WHAT’S IT ABOUT?
Lucy (Scarlett Johansson) is an American student in China. Her boyfriend (Pilou Asbæk) forces her to deliver a brief-case to Mr Jang (Min-Sik Choi), who turns out to be the most ruthless drug trafficker in Asia.
He doesn’t just want the suitcase – he wants her to smuggle the contents into the West for him, along with three men he’s previously taken hostage. All four of them have a bag of the drugs sewn into their abdomens, but Lucy’s breaks inside her and leaks.
It turns out that in high doses, this drug enables the user to access more of their brain capacity – and it seems that, in this world at least, the more of your brain you can use, the more powerful you become – first in intelligence, then in physical power and then in control of other things and people.
Jang, it seems, picked the wrong girl to mess with, as all the heavies he dispatches to try to retrieve his drugs are no match for the monster his package has turned Lucy into.
WHAT’S IT LIKE?
Despite being presented against the background of Morgan Freeman’s eminent scientist, giving a lecture about what humans could achieve if only they could access more than 10% of their brain, this story is little more than a journey into Luc Besson’s typically wild imagination.

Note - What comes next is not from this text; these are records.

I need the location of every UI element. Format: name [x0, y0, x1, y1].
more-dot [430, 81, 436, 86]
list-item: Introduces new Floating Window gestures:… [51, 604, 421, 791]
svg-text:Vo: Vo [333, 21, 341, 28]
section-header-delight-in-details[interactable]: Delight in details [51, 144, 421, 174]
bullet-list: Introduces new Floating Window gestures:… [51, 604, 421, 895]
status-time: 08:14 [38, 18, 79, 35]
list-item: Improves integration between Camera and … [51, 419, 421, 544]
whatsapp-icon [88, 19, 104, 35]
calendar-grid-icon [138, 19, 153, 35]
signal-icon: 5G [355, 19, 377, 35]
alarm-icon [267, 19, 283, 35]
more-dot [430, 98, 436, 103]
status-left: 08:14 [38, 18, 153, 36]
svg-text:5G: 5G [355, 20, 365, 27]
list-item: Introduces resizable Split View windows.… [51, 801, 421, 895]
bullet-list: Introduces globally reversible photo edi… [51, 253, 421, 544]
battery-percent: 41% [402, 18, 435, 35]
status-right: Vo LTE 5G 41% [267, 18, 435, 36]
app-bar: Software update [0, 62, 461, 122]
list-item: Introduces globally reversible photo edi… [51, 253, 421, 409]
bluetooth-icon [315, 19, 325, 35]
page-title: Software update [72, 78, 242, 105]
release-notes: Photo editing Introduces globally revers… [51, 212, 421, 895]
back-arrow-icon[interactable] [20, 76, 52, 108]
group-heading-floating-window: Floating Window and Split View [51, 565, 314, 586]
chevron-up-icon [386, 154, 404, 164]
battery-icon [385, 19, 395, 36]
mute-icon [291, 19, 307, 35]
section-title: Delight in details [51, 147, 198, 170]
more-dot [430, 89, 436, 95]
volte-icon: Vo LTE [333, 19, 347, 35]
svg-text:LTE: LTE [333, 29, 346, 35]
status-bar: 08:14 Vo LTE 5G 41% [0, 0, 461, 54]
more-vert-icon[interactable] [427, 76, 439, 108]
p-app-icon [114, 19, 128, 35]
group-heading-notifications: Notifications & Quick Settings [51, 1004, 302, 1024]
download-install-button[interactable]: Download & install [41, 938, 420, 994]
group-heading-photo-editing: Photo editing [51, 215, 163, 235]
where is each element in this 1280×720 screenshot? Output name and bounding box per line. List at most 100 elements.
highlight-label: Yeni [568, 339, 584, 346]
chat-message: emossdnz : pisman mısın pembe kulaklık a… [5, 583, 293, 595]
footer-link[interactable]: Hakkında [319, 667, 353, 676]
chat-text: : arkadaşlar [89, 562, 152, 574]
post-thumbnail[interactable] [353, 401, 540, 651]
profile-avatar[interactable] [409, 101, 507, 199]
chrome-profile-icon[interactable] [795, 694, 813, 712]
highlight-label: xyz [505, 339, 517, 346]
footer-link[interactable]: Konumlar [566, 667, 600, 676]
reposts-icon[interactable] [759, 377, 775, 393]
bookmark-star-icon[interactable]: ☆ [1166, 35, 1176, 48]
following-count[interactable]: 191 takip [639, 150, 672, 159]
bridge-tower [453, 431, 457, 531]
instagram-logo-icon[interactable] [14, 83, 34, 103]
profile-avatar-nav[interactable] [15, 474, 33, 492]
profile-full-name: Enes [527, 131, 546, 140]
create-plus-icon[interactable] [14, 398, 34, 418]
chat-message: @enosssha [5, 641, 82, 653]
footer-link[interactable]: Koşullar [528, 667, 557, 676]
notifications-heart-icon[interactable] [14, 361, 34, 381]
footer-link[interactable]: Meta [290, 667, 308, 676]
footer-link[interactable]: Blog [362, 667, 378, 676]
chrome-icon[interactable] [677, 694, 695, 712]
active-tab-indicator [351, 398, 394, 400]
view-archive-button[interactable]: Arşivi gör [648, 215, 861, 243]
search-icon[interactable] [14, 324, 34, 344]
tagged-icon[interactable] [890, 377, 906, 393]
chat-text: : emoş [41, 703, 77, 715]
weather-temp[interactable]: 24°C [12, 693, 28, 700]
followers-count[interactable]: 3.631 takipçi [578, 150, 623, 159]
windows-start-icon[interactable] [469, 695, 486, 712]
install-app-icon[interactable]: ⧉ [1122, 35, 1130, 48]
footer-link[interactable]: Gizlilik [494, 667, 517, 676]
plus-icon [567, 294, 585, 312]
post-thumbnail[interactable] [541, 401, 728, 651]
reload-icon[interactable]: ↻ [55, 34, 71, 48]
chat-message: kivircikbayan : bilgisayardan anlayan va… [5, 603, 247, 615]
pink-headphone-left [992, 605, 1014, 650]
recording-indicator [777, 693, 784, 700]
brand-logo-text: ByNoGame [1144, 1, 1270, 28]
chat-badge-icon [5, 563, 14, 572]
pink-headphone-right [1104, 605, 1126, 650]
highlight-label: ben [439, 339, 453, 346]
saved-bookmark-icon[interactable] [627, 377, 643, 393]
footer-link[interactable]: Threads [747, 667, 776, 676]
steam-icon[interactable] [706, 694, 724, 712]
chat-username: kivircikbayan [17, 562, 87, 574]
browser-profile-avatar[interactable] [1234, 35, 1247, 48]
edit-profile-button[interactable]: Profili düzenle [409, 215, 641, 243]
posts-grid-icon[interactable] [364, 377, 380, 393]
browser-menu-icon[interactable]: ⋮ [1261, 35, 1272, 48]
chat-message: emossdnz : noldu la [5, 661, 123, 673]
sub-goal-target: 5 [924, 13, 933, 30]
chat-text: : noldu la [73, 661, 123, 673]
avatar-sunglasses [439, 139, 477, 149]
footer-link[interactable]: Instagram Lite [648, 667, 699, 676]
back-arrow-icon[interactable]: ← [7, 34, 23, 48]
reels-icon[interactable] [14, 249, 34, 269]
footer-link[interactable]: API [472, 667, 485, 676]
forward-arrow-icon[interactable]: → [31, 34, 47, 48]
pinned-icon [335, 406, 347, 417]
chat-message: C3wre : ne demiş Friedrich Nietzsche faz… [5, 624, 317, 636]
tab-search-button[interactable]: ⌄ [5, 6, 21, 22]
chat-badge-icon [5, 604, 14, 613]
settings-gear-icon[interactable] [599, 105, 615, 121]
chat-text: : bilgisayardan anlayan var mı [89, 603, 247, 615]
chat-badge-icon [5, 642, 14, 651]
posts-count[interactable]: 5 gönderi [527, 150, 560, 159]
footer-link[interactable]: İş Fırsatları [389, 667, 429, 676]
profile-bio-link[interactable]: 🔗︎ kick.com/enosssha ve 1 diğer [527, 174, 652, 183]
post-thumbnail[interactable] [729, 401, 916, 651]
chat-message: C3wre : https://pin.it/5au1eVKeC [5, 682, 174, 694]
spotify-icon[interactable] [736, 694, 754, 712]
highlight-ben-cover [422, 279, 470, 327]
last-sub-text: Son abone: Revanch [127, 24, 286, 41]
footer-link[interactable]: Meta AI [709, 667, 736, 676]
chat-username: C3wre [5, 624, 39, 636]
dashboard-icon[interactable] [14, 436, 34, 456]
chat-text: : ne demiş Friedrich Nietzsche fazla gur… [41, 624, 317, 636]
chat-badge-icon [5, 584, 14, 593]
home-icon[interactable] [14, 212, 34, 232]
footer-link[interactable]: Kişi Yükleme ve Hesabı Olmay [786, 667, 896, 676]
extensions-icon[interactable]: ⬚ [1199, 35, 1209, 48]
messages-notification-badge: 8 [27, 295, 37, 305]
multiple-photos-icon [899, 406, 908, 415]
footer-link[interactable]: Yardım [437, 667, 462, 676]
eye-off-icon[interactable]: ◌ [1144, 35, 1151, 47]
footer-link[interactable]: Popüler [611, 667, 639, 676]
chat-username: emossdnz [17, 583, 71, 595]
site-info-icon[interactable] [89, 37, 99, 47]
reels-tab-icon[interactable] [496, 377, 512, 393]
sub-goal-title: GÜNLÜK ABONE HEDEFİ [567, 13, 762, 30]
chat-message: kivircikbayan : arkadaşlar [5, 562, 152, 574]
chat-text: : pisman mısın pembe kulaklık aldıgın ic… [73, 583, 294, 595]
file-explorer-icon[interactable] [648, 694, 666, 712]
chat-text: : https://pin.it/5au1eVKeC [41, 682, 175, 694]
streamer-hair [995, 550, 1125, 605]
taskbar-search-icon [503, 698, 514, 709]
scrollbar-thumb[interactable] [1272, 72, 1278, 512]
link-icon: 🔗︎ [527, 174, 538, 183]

From Nikita, Leon and The Fifth Element through to The Extraordinary Adventures of Adele Blanc-Sec and beyond, Besson is a man who unashamedly throws as much visual flair as he can at the screen and almost without exception, centres his films on strong women. And Lucy is the natural next step in that progression, as we see the workings of the mind of Scarlett Johannson, just out of another sci-fi lead in Under the Skin, playing just about the strongest woman planet earth has ever seen. In this film, she’s magnetic – both under the skin and beyond.
The story is clearly nonsense, but it’s told with such passion, boundless energy and vibrant imagination and it’s so bold – visually, thematically and narratively – that it’s hard not to be enthralled.
The longer it goes on, the sillier it gets, but it’s enjoyably, thrillingly silly.